Die StudieDie Zi-Wissenschaftler haben bei ihrer Studie Statistiken des Statistischen Bundesamts zu diagnosebezogenen Fallgruppen (DRG) von Kliniken sowie vertragsärztliche Abrechnungsdaten der KVen aus 2011 genutzt. Die ambulanten und stationären Versorgungsdaten wurden für den jeweiligen Versorgungsbedarf bezüglich Alter, Geschlecht, Erkrankungshäufigkeit und Sozialstruktur adjustiert, damit sie vergleichbar sind.

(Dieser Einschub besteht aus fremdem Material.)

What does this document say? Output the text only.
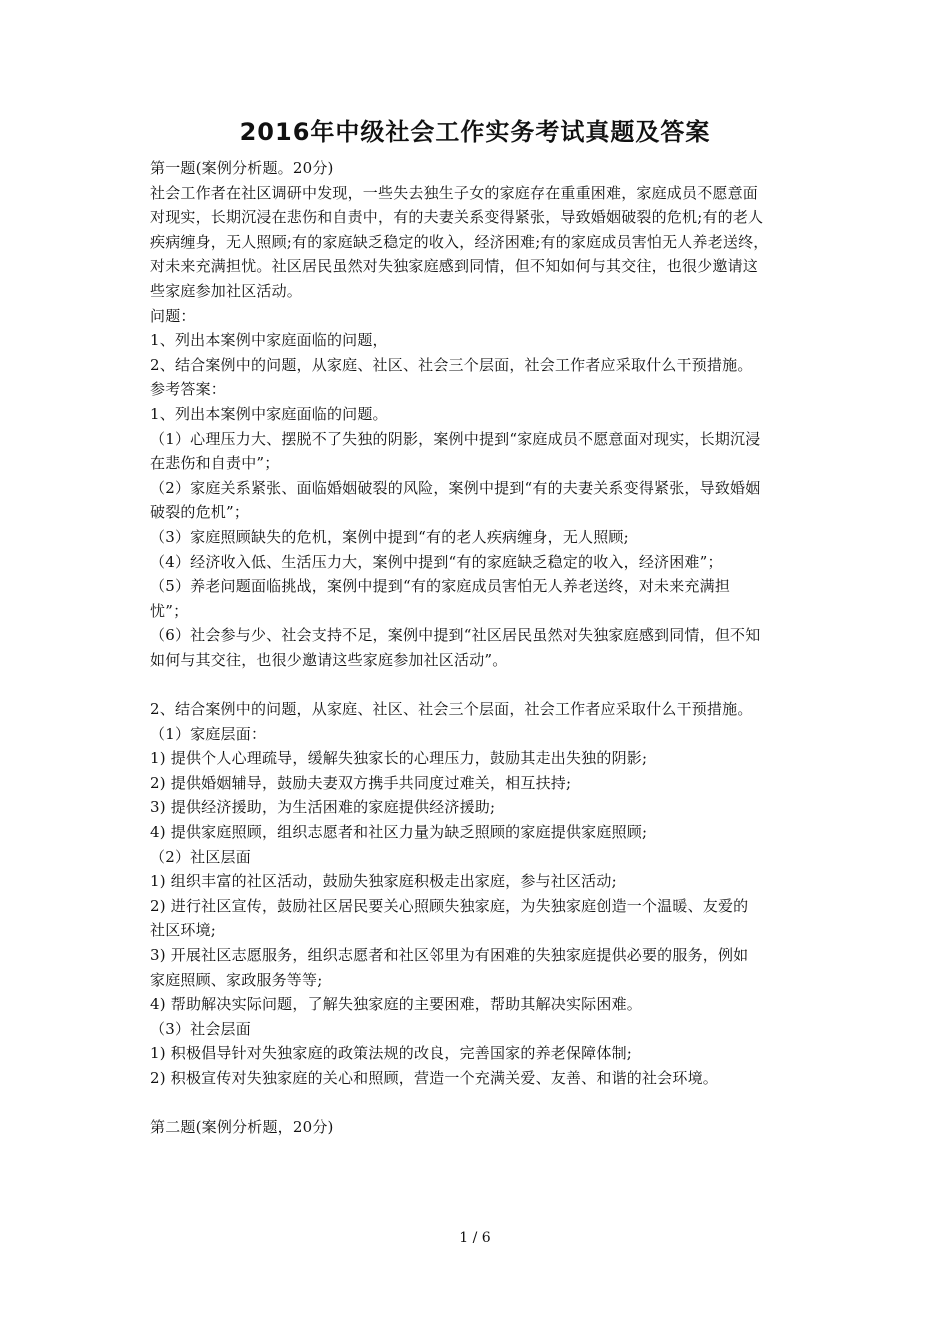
2016年中级社会工作实务考试真题及答案
第一题(案例分析题。20分)
社会工作者在社区调研中发现，一些失去独生子女的家庭存在重重困难，家庭成员不愿意面
对现实，长期沉浸在悲伤和自责中，有的夫妻关系变得紧张，导致婚姻破裂的危机;有的老人
疾病缠身，无人照顾;有的家庭缺乏稳定的收入，经济困难;有的家庭成员害怕无人养老送终，
对未来充满担忧。社区居民虽然对失独家庭感到同情，但不知如何与其交往，也很少邀请这
些家庭参加社区活动。
问题：
1、列出本案例中家庭面临的问题，
2、结合案例中的问题，从家庭、社区、社会三个层面，社会工作者应采取什么干预措施。
参考答案：
1、列出本案例中家庭面临的问题。
（1）心理压力大、摆脱不了失独的阴影，案例中提到“家庭成员不愿意面对现实，长期沉浸
在悲伤和自责中”；
（2）家庭关系紧张、面临婚姻破裂的风险，案例中提到“有的夫妻关系变得紧张，导致婚姻
破裂的危机”；
（3）家庭照顾缺失的危机，案例中提到“有的老人疾病缠身，无人照顾;
（4）经济收入低、生活压力大，案例中提到“有的家庭缺乏稳定的收入，经济困难”；
（5）养老问题面临挑战，案例中提到“有的家庭成员害怕无人养老送终，对未来充满担
忧”；
（6）社会参与少、社会支持不足，案例中提到“社区居民虽然对失独家庭感到同情，但不知
如何与其交往，也很少邀请这些家庭参加社区活动”。
2、结合案例中的问题，从家庭、社区、社会三个层面，社会工作者应采取什么干预措施。
（1）家庭层面：
1) 提供个人心理疏导，缓解失独家长的心理压力，鼓励其走出失独的阴影;
2) 提供婚姻辅导，鼓励夫妻双方携手共同度过难关，相互扶持;
3) 提供经济援助，为生活困难的家庭提供经济援助;
4) 提供家庭照顾，组织志愿者和社区力量为缺乏照顾的家庭提供家庭照顾;
（2）社区层面
1) 组织丰富的社区活动，鼓励失独家庭积极走出家庭，参与社区活动;
2) 进行社区宣传，鼓励社区居民要关心照顾失独家庭，为失独家庭创造一个温暖、友爱的
社区环境;
3) 开展社区志愿服务，组织志愿者和社区邻里为有困难的失独家庭提供必要的服务，例如
家庭照顾、家政服务等等;
4) 帮助解决实际问题，了解失独家庭的主要困难，帮助其解决实际困难。
（3）社会层面
1) 积极倡导针对失独家庭的政策法规的改良，完善国家的养老保障体制;
2) 积极宣传对失独家庭的关心和照顾，营造一个充满关爱、友善、和谐的社会环境。
第二题(案例分析题，20分)
1 / 6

Der Versorgungsatlaswww.versorgungsatlas.deist eine Einrichtung des Zentralinstituts für die kassenärztliche Versorgung (Zi). Schwerpunkt der Studien sind regionale Unterschiede in der Versorgung sowie deren unterschiedliche Strukturen und Abläufe. Die Analysen sollen Anhaltspunkte liefern, wie die Versorgung verbessert werden kann. In Diskussionsforen kann jeder Beitrag öffentlich diskutiert werden. Die Analysen der Wissenschaftler basieren auf den bundesweiten Abrechnungsdaten der vertragsärztlichen Versorgung in Deutschland. Die Internet-Plattform steht aber auch anderen Forschergruppen zur Verfügung, die ihre Untersuchungen nach einem Peer-Review dort veröffentlichen können.